A six-month test of customised required navigation performance (RNP) approach procedures in Australia could help accelerate wider use of practices that would boost efficiency and safety. RNP arrivals allow trained and equipped crews and aircraft to fly procedures that minimise track distance and increase safety using a mixture of satellite and inertial navigation system (INS)-based guidance.

The benefits can be amplified when an airline customises the procedures for a particular aircraft type. Starting this month Qantas, Virgin Blue, Jetstar Airlines, Airservices Australia and USA-based procedure designer Naverus will participate in a trial to demonstrate "that RNP terminal procedures can co-exist in the traditional environment", says Chris Henry, performance engineering manager for Naverus.

Co-existence of RNP and traditional arrival procedures has been a problem in the USA, where six airlines use customised procedures for arrivals or instrument approaches. Industry officials say that during busy periods, air traffic controllers are hesitant to upset a flow pattern by allowing one airline to fly a special procedure that other carriers are not qualified or equipped to fly.

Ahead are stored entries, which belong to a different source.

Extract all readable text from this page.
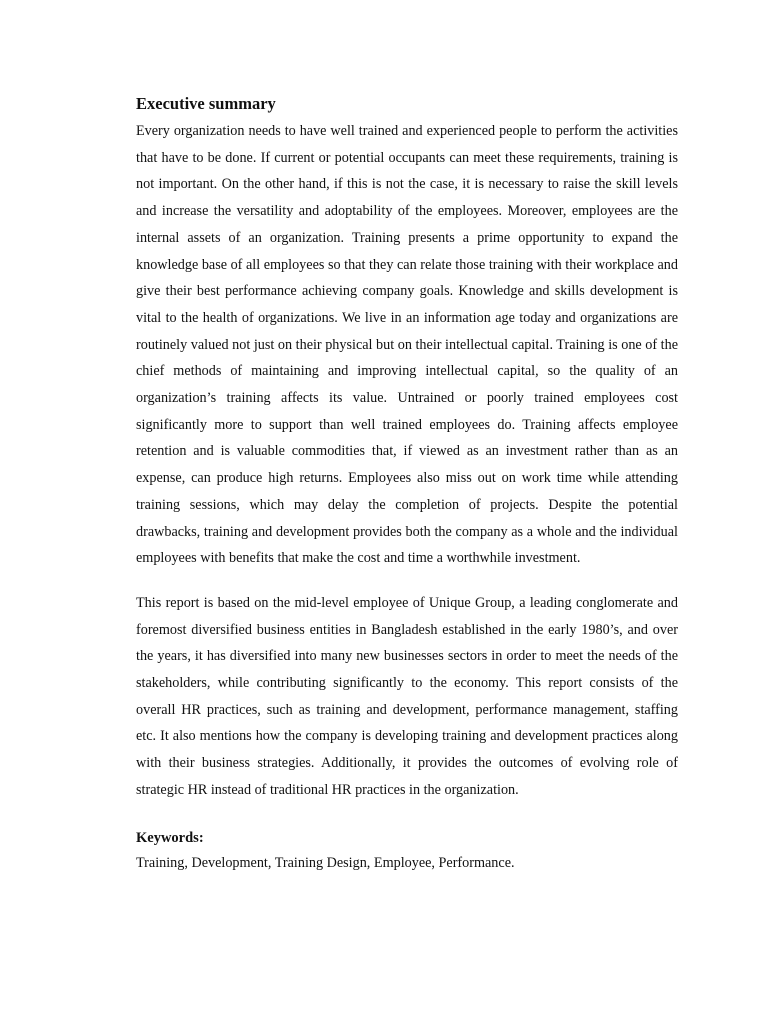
Executive summary

Every organization needs to have well trained and experienced people to perform the activities that have to be done. If current or potential occupants can meet these requirements, training is not important. On the other hand, if this is not the case, it is necessary to raise the skill levels and increase the versatility and adoptability of the employees. Moreover, employees are the internal assets of an organization. Training presents a prime opportunity to expand the knowledge base of all employees so that they can relate those training with their workplace and give their best performance achieving company goals. Knowledge and skills development is vital to the health of organizations. We live in an information age today and organizations are routinely valued not just on their physical but on their intellectual capital. Training is one of the chief methods of maintaining and improving intellectual capital, so the quality of an organization’s training affects its value. Untrained or poorly trained employees cost significantly more to support than well trained employees do. Training affects employee retention and is valuable commodities that, if viewed as an investment rather than as an expense, can produce high returns. Employees also miss out on work time while attending training sessions, which may delay the completion of projects. Despite the potential drawbacks, training and development provides both the company as a whole and the individual employees with benefits that make the cost and time a worthwhile investment.

This report is based on the mid-level employee of Unique Group, a leading conglomerate and foremost diversified business entities in Bangladesh established in the early 1980’s, and over the years, it has diversified into many new businesses sectors in order to meet the needs of the stakeholders, while contributing significantly to the economy. This report consists of the overall HR practices, such as training and development, performance management, staffing etc. It also mentions how the company is developing training and development practices along with their business strategies. Additionally, it provides the outcomes of evolving role of strategic HR instead of traditional HR practices in the organization.

Keywords:

Training, Development, Training Design, Employee, Performance.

Traditionally the US Federal Aviation Administration has been the procedures developer, but private companies such as Naverus and Jeppesen are increasingly being hired by carriers or airports to design approaches and the FAA then has to examine them for approval. "Quite a few people want to do this," says Jeff Williams, manager of the FAA's RNAV/RNP group, adding that there is a "horrendous growing need" in the international market for the RNP procedures, both for arrivals and satellite-based instrument approaches.

As such, the FAA is finalising a programme that will allow private companies to develop, flight check and maintain RNP procedures, as well as help airlines gain FAA approval to use them. This would boost the rate at which procedures can be developed. The FAA has created 37 RNP terminal area procedures so far and plans 25 more this year, but these are public and not optimised for any particular carrier's operations. US airlines worry that their approved procedures will be worthless if controllers will not allow their use.

Henry says the Australian test will make use of "blended" arrival procedures at Queenstown that will have a branch point where RNP-qualified aircraft can take a more efficient route without affecting other traffic.